How to Install GitLab

Updated on:
May 12, 2026
By:
Madhav Bhandari
Use this interactive demo to learn how to install GitLab EE on an offline Ubuntu environment.

Quick summary

This guide walks you through how to install GitLab Enterprise Edition on an offline environment by downloading the package on an internet-connected host and transferring it via USB drive.
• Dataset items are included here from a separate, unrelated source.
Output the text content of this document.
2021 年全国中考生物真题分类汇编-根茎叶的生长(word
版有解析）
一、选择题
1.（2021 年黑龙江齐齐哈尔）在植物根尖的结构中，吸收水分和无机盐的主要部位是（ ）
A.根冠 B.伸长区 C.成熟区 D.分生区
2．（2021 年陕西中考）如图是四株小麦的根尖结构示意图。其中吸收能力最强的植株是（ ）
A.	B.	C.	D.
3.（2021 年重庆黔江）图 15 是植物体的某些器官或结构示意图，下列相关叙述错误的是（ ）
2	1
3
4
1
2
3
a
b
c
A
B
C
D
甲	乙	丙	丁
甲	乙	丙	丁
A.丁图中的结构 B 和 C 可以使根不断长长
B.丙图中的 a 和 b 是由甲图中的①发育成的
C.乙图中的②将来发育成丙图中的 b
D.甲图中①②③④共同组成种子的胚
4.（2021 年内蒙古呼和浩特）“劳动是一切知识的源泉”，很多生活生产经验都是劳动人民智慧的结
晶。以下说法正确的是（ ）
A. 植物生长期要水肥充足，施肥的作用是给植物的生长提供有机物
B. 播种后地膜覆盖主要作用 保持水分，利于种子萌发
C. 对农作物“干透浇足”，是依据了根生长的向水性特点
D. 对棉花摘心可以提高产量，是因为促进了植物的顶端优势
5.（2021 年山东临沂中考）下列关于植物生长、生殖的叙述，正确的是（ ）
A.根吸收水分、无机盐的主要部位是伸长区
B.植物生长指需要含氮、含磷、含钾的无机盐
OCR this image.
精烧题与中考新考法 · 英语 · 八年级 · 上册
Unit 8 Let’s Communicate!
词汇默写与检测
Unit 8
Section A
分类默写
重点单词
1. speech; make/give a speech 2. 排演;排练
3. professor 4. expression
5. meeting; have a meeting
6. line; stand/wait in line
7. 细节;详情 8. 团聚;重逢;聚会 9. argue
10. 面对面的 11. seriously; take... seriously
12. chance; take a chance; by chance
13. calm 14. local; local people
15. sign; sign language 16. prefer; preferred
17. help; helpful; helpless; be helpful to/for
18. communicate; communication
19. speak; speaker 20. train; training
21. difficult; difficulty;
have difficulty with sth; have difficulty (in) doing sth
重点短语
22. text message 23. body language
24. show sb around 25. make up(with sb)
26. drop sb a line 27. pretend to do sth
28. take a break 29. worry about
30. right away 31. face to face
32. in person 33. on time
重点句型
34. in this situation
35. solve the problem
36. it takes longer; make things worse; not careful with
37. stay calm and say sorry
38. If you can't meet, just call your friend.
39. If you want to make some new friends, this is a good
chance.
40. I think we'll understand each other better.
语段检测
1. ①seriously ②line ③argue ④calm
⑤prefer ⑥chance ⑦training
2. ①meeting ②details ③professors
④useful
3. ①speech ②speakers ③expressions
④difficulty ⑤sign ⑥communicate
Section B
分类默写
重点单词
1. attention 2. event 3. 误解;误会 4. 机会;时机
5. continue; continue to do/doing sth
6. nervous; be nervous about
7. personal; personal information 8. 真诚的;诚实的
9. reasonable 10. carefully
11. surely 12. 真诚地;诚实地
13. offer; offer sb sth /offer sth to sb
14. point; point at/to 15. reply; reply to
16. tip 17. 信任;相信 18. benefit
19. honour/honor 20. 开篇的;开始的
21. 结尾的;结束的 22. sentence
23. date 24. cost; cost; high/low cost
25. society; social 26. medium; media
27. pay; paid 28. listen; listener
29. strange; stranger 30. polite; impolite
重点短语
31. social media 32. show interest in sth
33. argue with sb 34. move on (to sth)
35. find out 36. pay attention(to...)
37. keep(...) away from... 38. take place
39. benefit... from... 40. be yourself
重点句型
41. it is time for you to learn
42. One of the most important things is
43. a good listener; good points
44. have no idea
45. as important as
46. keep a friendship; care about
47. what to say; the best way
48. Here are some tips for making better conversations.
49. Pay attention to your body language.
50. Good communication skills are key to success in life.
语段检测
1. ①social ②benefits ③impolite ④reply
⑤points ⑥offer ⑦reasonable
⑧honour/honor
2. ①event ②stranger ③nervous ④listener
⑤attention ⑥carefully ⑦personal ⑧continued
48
Each step includes the exact terminal commands needed to complete a successful air-gapped GitLab EE installation on Ubuntu.


Steps

  1. On a host with internet access, download the repository script by running curl --silent https://packages.gitlab.com/install/repositories/gitlab/gitlab-ee/script.deb.sh | sudo bash.
  2. Run sudo apt-get install --download-only gitlab-ee to download the GitLab EE package without installing it.
  3. Use the ls command to check the download directory and confirm all required .deb files are present.
  4. Copy the downloaded GitLab package to a USB drive using the command sudo cp *.deb /mnt/usb for transfer to the offline environment.
  5. Transfer the files from the USB drive to your offline environment host.
  6. Run sudo dpkg -i to install any required dependencies before proceeding with the main installation.
  7. Complete the installation by running sudo EXTERNAL_URL="http://<your-gitlab-url>" dpkg -i gitlab-ee_14.7.2-33.0_amd64.deb to fully install GitLab EE on the offline server.

📌 Why this matters

Installing GitLab Enterprise Edition in an air-gapped or offline environment is a critical requirement for organizations operating in secure, regulated, or network-restricted infrastructures. This demo shows exactly how to download the GitLab EE package on an internet-connected machine, transfer it via USB, and complete a fully offline installation using standard Debian package commands. Teams in government, finance, and enterprise IT can use this process to self-host a complete DevSecOps platform without exposing their environment to the public internet. Getting GitLab running offline ensures teams retain full control over source code, CI/CD pipelines, and compliance workflows inside their own infrastructure.